MsDeeDee82
New Member
Hello Ladies,
Recently i have not had the urge to pray read the bible. Yesterday in church I realized it was bad. I did not want to worship my mind was else and I even left early during the sermon. Wowperplexed. Ok background history. I am one who speaks of things as though they were. Many of my close friends God has been blessing left and right. Recently I got a new boss who is a MICRO MANAGER which I cannot stand. She has no idea what she is doing and is just a pawn for the boss over her. Well I went on a job interview in March for a position i could do with my eyes close. Once I got there the lady told me she gave the position away to someone else but thought my resume was impressive and still wanted to interview. I was SO MAD . In my mind I was like what the heck, parking was a .... and I was sweating in my suit like I ran a marthon for you to tell me impressive. I left that interview Mad because I was like to God WHY WHY if you knew this was the case why didnt you make her tell me not to come why did you allow this to happen. I was even upset with Him bc nothing was working out in my favor. My christian friends were like maybe He has something better. I so did not want to hear that. So months went down and another better job offer came up for the city. Let me tell you ladies. I prayed, had faith, called things as though they were. Truly believed God would come through. Well i had the first interview, second interview with six people. Did you know I recieved an email that i didnt get the job but i was I the top 3. I sure did call her and ask y but bc i thought i did a good job. i had folks praying for me i still havent told anyone i didnt get the job bc i was and is so embrassed. that is when everything hit the fan. i still believe in God but truly feel He has abandoned me. I dont feel him anymore. I have job searched like a bird looking for water in the desert. Nothing NOthing
More and more I come to work I hate my job,. I pray each day for God to make me have a productive day. I dont mind being busy i actually enjoy it. You may say to me keep looking I have and the position that I DID NOT get is the only i see that fits my skills. I just dont know what to do anymore. How do you have faith in God when everything you are believing for blows up in your face. I feel like i just giving up but seriouly sometimes you wander if God has thrown you to the lions and said fend for your self. I am not a saint. I have down wrong but why cant i get a break. Just one break. What to do. I feel like i cant pray anymore what do i pray for. I know I should not be upset with God but why does he allow good things to happen to folks and you just sit there and get nothing. ok i am going to breathe now. btw i am at work bored as can be.

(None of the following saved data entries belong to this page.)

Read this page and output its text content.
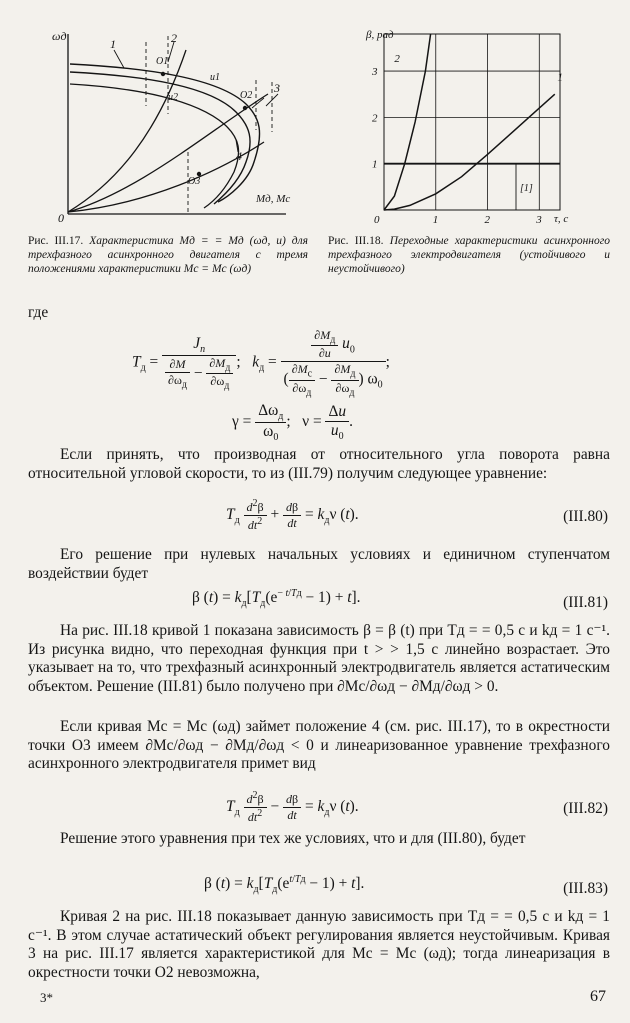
ωд
Mд, Mс
0
1	2
3
4
O1
O2
O3
u1
u2
β, рад
τ, с
0	1	2	3
1
2
3
2
1
[1]
Рис. III.17. Характеристика Mд = = Mд (ωд, u) для трехфазного асинхронного двигателя с тремя положениями характеристики Mс = Mс (ωд)
Рис. III.18. Переходные характеристики асинхронного трехфазного электродвигателя (устойчивого и неустойчивого)
где
$T_д$ =
$J_n$
∂M
$\partial\omega_д$
−
$\partial M_д$
$\partial\omega_д$
;   $k_д$ =
$\partial M_д$
∂u
$u_0$
(
$\partial M_с$
$\partial\omega_д$
−
$\partial M_д$
$\partial\omega_д$
) $\omega_0$
;
γ =
$\Delta\omega_д$
$\omega_0$
;   $\nu = \frac{\Delta u}{u_0}$ .
Если принять, что производная от относительного угла поворота равна относительной угловой скорости, то из (III.79) получим следующее уравнение:
$T_д \frac{d^2\beta}{dt^2} + \frac{d\beta}{dt} = k_д\nu$ (t).	(III.80)
Его решение при нулевых начальных условиях и единичном ступенчатом воздействии будет
β $(t) = k_д[T_д(e^{- t/Tд} - 1) + t]$.	(III.81)
На рис. III.18 кривой 1 показана зависимость β = β (t) при Tд = = 0,5 с и kд = 1 с⁻¹. Из рисунка видно, что переходная функция при t > > 1,5 с линейно возрастает. Это указывает на то, что трехфазный асинхронный электродвигатель является астатическим объектом. Решение (III.81) было получено при ∂Mс/∂ωд − ∂Mд/∂ωд > 0.
Если кривая Mс = Mс (ωд) займет положение 4 (см. рис. III.17), то в окрестности точки O3 имеем ∂Mс/∂ωд − ∂Mд/∂ωд < 0 и линеаризованное уравнение трехфазного асинхронного электродвигателя примет вид
$T_д \frac{d^2\beta}{dt^2} - \frac{d\beta}{dt} = k_д\nu$ (t).	(III.82)
Решение этого уравнения при тех же условиях, что и для (III.80), будет
β $(t) = k_д[T_д(e^{t/Tд} - 1) + t]$.	(III.83)
Кривая 2 на рис. III.18 показывает данную зависимость при Tд = = 0,5 с и kд = 1 с⁻¹. В этом случае астатический объект регулирования является неустойчивым. Кривая 3 на рис. III.17 является характеристикой для Mс = Mс (ωд); тогда линеаризация в окрестности точки O2 невозможна,
3*	67
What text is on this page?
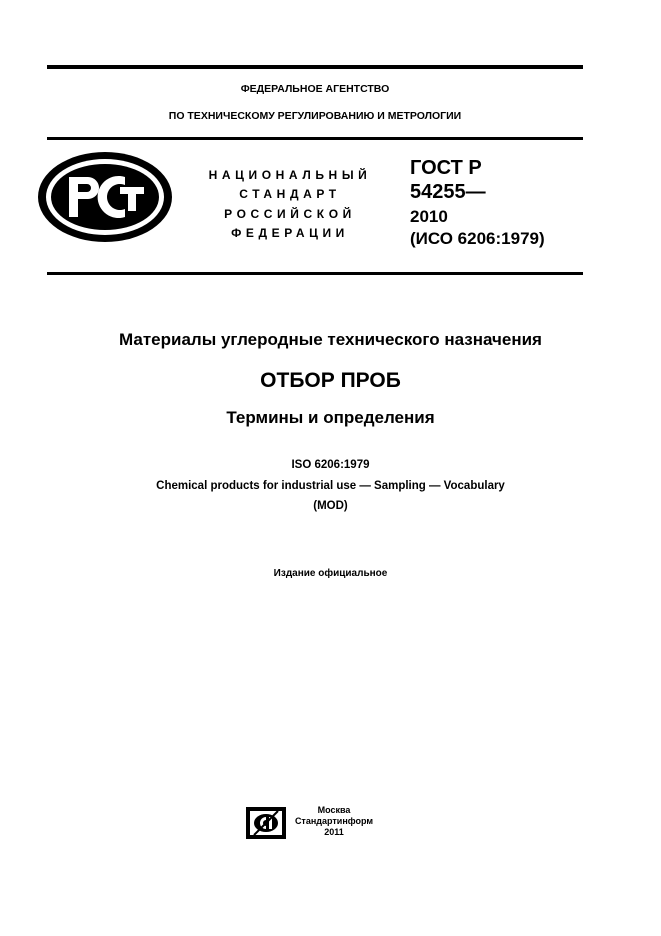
ФЕДЕРАЛЬНОЕ АГЕНТСТВО
ПО ТЕХНИЧЕСКОМУ РЕГУЛИРОВАНИЮ И МЕТРОЛОГИИ
НАЦИОНАЛЬНЫЙ
СТАНДАРТ
РОССИЙСКОЙ
ФЕДЕРАЦИИ
ГОСТ Р 54255—
2010
(ИСО 6206:1979)
Материалы углеродные технического назначения
ОТБОР ПРОБ
Термины и определения
ISO 6206:1979
Chemical products for industrial use — Sampling — Vocabulary
(MOD)
Издание официальное
Москва
Стандартинформ
2011
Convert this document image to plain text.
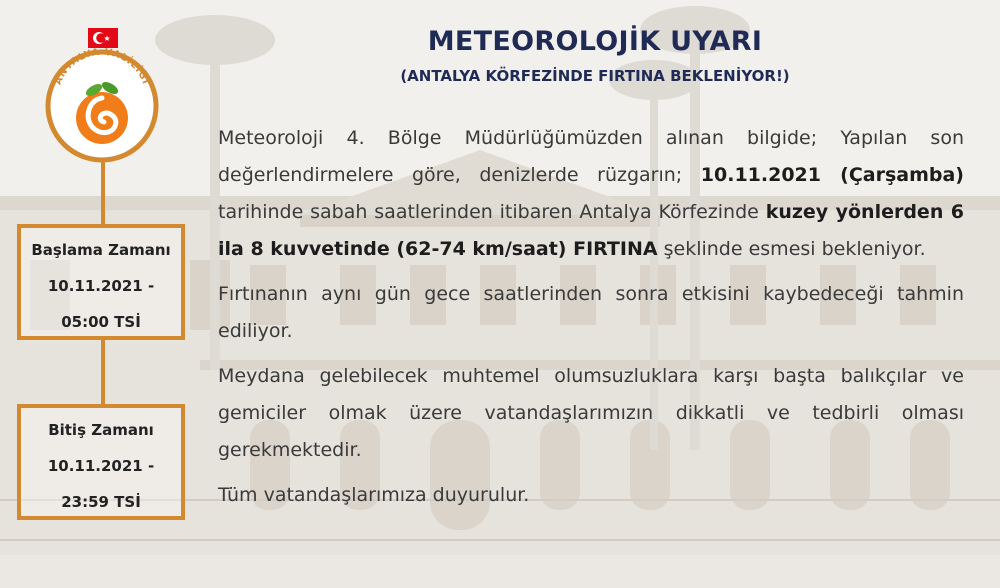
ANTALYA VALİLİĞİ
Başlama Zamanı
10.11.2021 -
05:00 TSİ
Bitiş Zamanı
10.11.2021 -
23:59 TSİ
METEOROLOJİK UYARI
(ANTALYA KÖRFEZİNDE FIRTINA BEKLENİYOR!)

Meteoroloji 4. Bölge Müdürlüğümüzden alınan bilgide; Yapılan son değerlendirmelere göre, denizlerde rüzgarın; 10.11.2021 (Çarşamba) tarihinde sabah saatlerinden itibaren Antalya Körfezinde kuzey yönlerden 6 ila 8 kuvvetinde (62-74 km/saat) FIRTINA şeklinde esmesi bekleniyor.

Fırtınanın aynı gün gece saatlerinden sonra etkisini kaybedeceği tahmin ediliyor.

Meydana gelebilecek muhtemel olumsuzluklara karşı başta balıkçılar ve gemiciler olmak üzere vatandaşlarımızın dikkatli ve tedbirli olması gerekmektedir.

Tüm vatandaşlarımıza duyurulur.
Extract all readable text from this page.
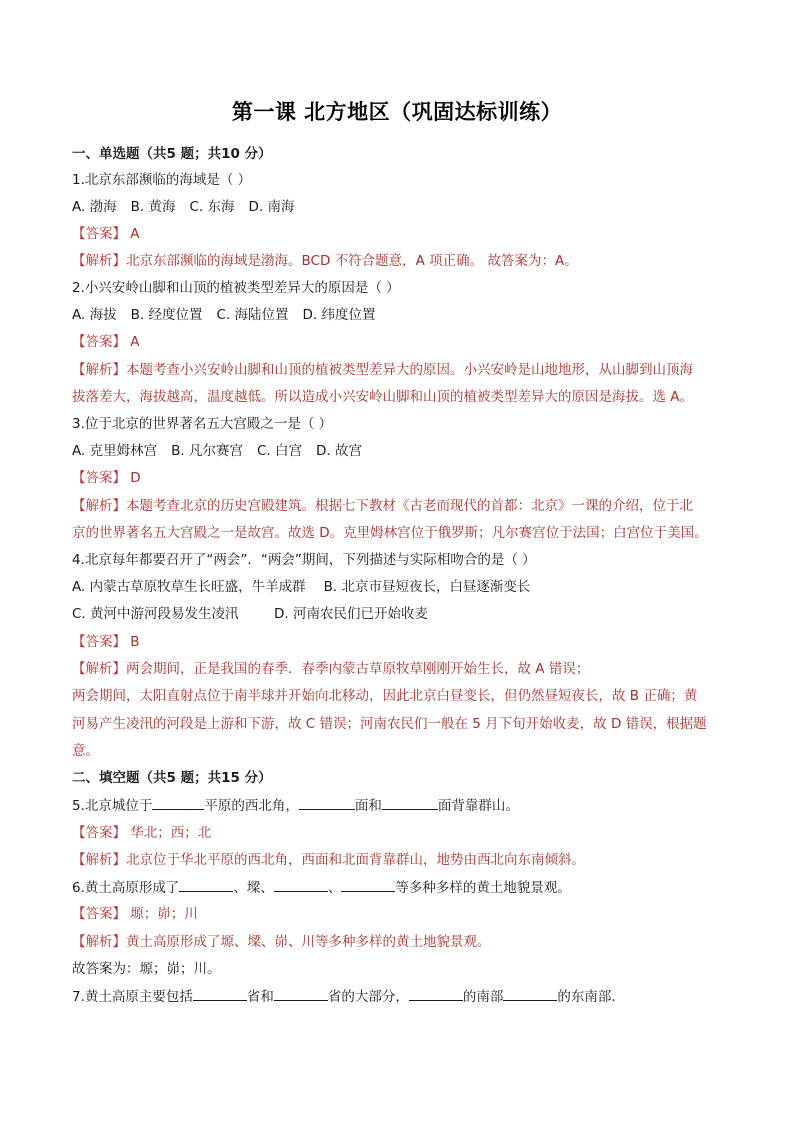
第一课 北方地区（巩固达标训练）
一、单选题（共5 题；共10 分）
1.北京东部濒临的海域是（ ）
A. 渤海 B. 黄海 C. 东海 D. 南海
【答案】 A
【解析】北京东部濒临的海域是渤海。BCD 不符合题意，A 项正确。 故答案为：A。
2.小兴安岭山脚和山顶的植被类型差异大的原因是（ ）
A. 海拔 B. 经度位置 C. 海陆位置 D. 纬度位置
【答案】 A
【解析】本题考查小兴安岭山脚和山顶的植被类型差异大的原因。小兴安岭是山地地形，从山脚到山顶海
拔落差大，海拔越高，温度越低。所以造成小兴安岭山脚和山顶的植被类型差异大的原因是海拔。选 A。
3.位于北京的世界著名五大宫殿之一是（ ）
A. 克里姆林宫 B. 凡尔赛宫 C. 白宫 D. 故宫
【答案】 D
【解析】本题考查北京的历史宫殿建筑。根据七下教材《古老而现代的首都：北京》一课的介绍，位于北
京的世界著名五大宫殿之一是故宫。故选 D。克里姆林宫位于俄罗斯；凡尔赛宫位于法国；白宫位于美国。
4.北京每年都要召开了“两会”．“两会”期间，下列描述与实际相吻合的是（ ）
A. 内蒙古草原牧草生长旺盛，牛羊成群 B. 北京市昼短夜长，白昼逐渐变长
C. 黄河中游河段易发生凌汛	D. 河南农民们已开始收麦
【答案】 B
【解析】两会期间，正是我国的春季．春季内蒙古草原牧草刚刚开始生长，故 A 错误；
两会期间，太阳直射点位于南半球并开始向北移动，因此北京白昼变长，但仍然昼短夜长，故 B 正确；黄
河易产生凌汛的河段是上游和下游，故 C 错误；河南农民们一般在 5 月下旬开始收麦，故 D 错误，根据题
意。
二、填空题（共5 题；共15 分）
5.北京城位于	平原的西北角，	面和	面背靠群山。
【答案】 华北；西；北
【解析】北京位于华北平原的西北角，西面和北面背靠群山，地势由西北向东南倾斜。
6.黄土高原形成了	、墚、	、	等多种多样的黄土地貌景观。
【答案】 塬；峁；川
【解析】黄土高原形成了塬、墚、峁、川等多种多样的黄土地貌景观。
故答案为：塬；峁；川。
7.黄土高原主要包括	省和	省的大部分，	的南部	的东南部．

Recently i have not had the urge to pray read the bible. Yesterday in church I realized it was bad. I did not want to worship my mind was else and I even left early during the sermon. Wowperplexed. Ok background history. I am one who speaks of things as though they were. Many of my close friends God has been blessing left and right. Recently I got a new boss who is a MICRO MANAGER which I cannot stand. She has no idea what she is doing and is just a pawn for the boss over her. Well I went on a job interview in March for a position i could do with my eyes close. Once I got there the lady told me she gave the position away to someone else but thought my resume was impressive and still wanted to interview. I was SO MAD . In my mind I was like what the heck, parking was a .... and I was sweating in my suit like I ran a marthon for you to tell me impressive. I left that interview Mad because I was like to God WHY WHY if you knew this was the case why didnt you make her tell me not to come why did you allow this to happen. I was even upset with Him bc nothing was working out in my favor. My christian friends were like maybe He has something better. I so did not want to hear that. So months went down and another better job offer came up for the city. Let me tell you ladies. I prayed, had faith, called things as though they were. Truly believed God would come through. Well i had the first interview, second interview with six people. Did you know I recieved an email that i didnt get the job but i was I the top 3. I sure did call her and ask y but bc i thought i did a good job. i had folks praying for me i still havent told anyone i didnt get the job bc i was and is so embrassed. that is when everything hit the fan. i still believe in God but truly feel He has abandoned me. I dont feel him anymore. I have job searched like a bird looking for water in the desert. Nothing NOthing
More and more I come to work I hate my job,. I pray each day for God to make me have a productive day. I dont mind being busy i actually enjoy it. You may say to me keep looking I have and the position that I DID NOT get is the only i see that fits my skills. I just dont know what to do anymore. How do you have faith in God when everything you are believing for blows up in your face. I feel like i just giving up but seriouly sometimes you wander if God has thrown you to the lions and said fend for your self. I am not a saint. I have down wrong but why cant i get a break. Just one break. What to do. I feel like i cant pray anymore what do i pray for. I know I should not be upset with God but why does he allow good things to happen to folks and you just sit there and get nothing. ok i am going to breathe now. btw i am at work bored as can be.